On Thursday morning, initial guidance of the perpetual non-call five year bond was pitched at a yield in the region of 4.85%, before tightening to 5bp each side of 4.55%. Final pricing of the bond was fixed at par to yield 4.5%, without paying any new concessions to investors.

Bankers used ICBC Asia’s outstanding AT1 paper as a pricing benchmark, given the similar size and credit profile. The perpetual bond, which is callable in December 2019, was trading on a cash price of 104.5 to yield 3.827% on Thursday morning.

They also picked Bank of Communications’ AT1 note as a second reference. The bond, which is callable in July 2020, was trading on a cash price of 102.25 to yield 4%.

“Taking a 2.5 times multiple between AT1 and senior bank note among the state-owned banks in China, the fair value of Postal Savings Bank’s debut issue should be at 4.5%,” a banker told FinanceAsia.

In the secondary market on Friday morning, the bond was traded a tad lower, at a cash price of 99.5 to yield 4.614%.

The coupon for the Basel III-compliant note is fixed for the first five years. If the bank decides not to redeem the bond in year five, the coupon will be reset on the first call date and every subsequent five years to the prevailing five-year US treasury yield plus a fixed margin. There is no step-up.

PSBC said in August it planned to raise $785 million through a Shanghai listing, following a Hong Kong listing last year that raised $7.3 billion, the world's largest IPO of the year. 

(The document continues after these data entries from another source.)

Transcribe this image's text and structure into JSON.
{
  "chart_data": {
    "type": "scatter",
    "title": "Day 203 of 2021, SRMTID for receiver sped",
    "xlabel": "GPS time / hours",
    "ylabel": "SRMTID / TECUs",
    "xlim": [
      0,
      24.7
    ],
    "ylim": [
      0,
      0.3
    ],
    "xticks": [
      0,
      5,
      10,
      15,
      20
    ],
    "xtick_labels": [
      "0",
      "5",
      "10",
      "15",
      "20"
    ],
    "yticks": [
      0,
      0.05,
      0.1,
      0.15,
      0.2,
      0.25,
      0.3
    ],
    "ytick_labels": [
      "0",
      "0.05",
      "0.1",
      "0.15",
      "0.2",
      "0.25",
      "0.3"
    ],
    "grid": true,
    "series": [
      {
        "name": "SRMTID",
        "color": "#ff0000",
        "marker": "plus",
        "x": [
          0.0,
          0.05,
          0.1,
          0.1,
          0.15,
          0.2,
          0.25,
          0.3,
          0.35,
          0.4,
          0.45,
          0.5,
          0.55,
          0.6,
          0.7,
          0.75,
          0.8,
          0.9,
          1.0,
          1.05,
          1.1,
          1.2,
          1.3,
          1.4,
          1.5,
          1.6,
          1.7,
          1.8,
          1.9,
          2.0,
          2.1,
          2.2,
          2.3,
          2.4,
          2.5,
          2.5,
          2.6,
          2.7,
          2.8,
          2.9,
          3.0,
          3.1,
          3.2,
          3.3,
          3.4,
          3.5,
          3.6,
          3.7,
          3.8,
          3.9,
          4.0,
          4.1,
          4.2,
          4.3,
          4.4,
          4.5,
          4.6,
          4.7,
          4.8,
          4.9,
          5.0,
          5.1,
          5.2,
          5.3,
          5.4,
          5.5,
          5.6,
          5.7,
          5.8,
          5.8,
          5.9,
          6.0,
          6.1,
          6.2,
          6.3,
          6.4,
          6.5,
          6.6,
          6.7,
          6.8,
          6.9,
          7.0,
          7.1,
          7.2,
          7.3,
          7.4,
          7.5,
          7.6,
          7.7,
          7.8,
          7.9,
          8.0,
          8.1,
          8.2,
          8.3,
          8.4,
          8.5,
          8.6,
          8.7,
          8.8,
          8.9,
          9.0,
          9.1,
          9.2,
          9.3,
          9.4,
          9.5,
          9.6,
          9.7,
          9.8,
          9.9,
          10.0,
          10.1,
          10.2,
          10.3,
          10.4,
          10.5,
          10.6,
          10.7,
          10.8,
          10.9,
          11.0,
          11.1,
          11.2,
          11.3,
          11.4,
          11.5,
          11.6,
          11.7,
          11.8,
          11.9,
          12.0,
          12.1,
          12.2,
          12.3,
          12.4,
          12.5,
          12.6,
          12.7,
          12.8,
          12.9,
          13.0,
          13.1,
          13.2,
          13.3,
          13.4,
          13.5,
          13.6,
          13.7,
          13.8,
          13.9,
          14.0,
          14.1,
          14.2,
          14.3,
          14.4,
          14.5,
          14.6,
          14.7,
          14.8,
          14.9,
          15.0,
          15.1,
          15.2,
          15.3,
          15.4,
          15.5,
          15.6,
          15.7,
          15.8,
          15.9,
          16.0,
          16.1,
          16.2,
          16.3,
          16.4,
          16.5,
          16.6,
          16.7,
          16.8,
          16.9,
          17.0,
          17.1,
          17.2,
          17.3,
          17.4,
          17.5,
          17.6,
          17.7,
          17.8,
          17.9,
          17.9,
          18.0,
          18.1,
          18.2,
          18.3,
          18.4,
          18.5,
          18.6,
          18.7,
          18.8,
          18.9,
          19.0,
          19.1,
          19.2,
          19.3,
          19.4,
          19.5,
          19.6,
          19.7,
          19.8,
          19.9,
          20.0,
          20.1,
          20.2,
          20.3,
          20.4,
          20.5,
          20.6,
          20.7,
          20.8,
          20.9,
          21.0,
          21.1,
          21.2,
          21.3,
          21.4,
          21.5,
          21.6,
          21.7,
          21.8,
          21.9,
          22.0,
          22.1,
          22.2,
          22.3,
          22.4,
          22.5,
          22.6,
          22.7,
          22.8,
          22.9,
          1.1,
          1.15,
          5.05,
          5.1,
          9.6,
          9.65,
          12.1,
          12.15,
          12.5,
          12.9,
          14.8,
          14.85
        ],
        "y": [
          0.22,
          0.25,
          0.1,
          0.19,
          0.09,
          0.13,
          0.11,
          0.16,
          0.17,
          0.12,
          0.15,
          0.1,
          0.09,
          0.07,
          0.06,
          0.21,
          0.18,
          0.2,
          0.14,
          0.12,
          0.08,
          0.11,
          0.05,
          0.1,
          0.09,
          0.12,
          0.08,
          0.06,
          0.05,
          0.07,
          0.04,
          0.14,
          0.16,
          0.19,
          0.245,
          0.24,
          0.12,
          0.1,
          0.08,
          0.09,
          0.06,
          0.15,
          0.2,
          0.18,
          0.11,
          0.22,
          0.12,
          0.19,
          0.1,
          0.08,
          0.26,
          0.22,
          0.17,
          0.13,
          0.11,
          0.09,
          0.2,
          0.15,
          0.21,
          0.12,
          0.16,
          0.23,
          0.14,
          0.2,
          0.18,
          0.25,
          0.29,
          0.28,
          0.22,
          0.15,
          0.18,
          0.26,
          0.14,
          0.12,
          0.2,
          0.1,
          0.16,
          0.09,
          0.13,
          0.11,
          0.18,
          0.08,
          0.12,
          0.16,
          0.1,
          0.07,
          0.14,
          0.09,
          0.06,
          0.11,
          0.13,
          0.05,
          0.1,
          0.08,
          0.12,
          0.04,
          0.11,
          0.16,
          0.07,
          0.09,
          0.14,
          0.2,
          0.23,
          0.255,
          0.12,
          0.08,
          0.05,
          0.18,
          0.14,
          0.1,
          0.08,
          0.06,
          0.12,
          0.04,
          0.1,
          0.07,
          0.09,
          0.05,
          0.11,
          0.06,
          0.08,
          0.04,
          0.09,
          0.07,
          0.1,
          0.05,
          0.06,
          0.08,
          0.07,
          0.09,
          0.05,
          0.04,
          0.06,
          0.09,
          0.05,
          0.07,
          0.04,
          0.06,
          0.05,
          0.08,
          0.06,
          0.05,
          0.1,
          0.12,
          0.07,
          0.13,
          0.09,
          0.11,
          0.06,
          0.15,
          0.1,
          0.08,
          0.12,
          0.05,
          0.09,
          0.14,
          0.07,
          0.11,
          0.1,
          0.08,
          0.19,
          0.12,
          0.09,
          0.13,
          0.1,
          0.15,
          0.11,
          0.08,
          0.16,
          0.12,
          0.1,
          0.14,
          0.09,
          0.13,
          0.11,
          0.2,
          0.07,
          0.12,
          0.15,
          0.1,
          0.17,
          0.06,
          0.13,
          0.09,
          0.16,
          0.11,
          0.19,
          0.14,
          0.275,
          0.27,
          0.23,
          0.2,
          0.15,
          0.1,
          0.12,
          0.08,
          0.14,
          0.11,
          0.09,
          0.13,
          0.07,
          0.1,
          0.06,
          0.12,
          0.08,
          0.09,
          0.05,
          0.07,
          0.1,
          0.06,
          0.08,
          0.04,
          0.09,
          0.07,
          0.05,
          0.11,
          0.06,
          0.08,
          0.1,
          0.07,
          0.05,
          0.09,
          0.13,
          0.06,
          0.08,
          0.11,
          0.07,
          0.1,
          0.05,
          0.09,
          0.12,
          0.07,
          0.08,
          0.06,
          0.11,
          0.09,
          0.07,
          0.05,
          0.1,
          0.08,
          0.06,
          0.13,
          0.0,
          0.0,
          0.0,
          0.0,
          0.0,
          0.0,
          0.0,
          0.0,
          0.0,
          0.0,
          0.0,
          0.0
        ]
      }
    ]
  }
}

PSBC plays a unique role in China’s banking system due to its vast retail networks and extensive coverage of small businesses even in the countryside. The bank serves more than 50,000 clients through its 40,000 outlets and branches, making it one of the largest wholesale banks in the country, according to its official website. 

Joint global coordinators were CICC Hong Kong, Goldman Sachs Asia, JP Morgan, UBS, Morgan Stanley, Bank of America Merrill Lynch, ICBC Asia, Haitong International, HSBC and DBS. Joint bookrunners were CCB International, Citic CLSA Securities, Ping An of China Securities Hong Kong, Standard Chartered, Huarong Financial, BOC International, China Merchants Securities Hong Kong, Crédit Agricole CIB, Deutsche Bank, ABC International, SinoPac Securities Asia and ICBC International.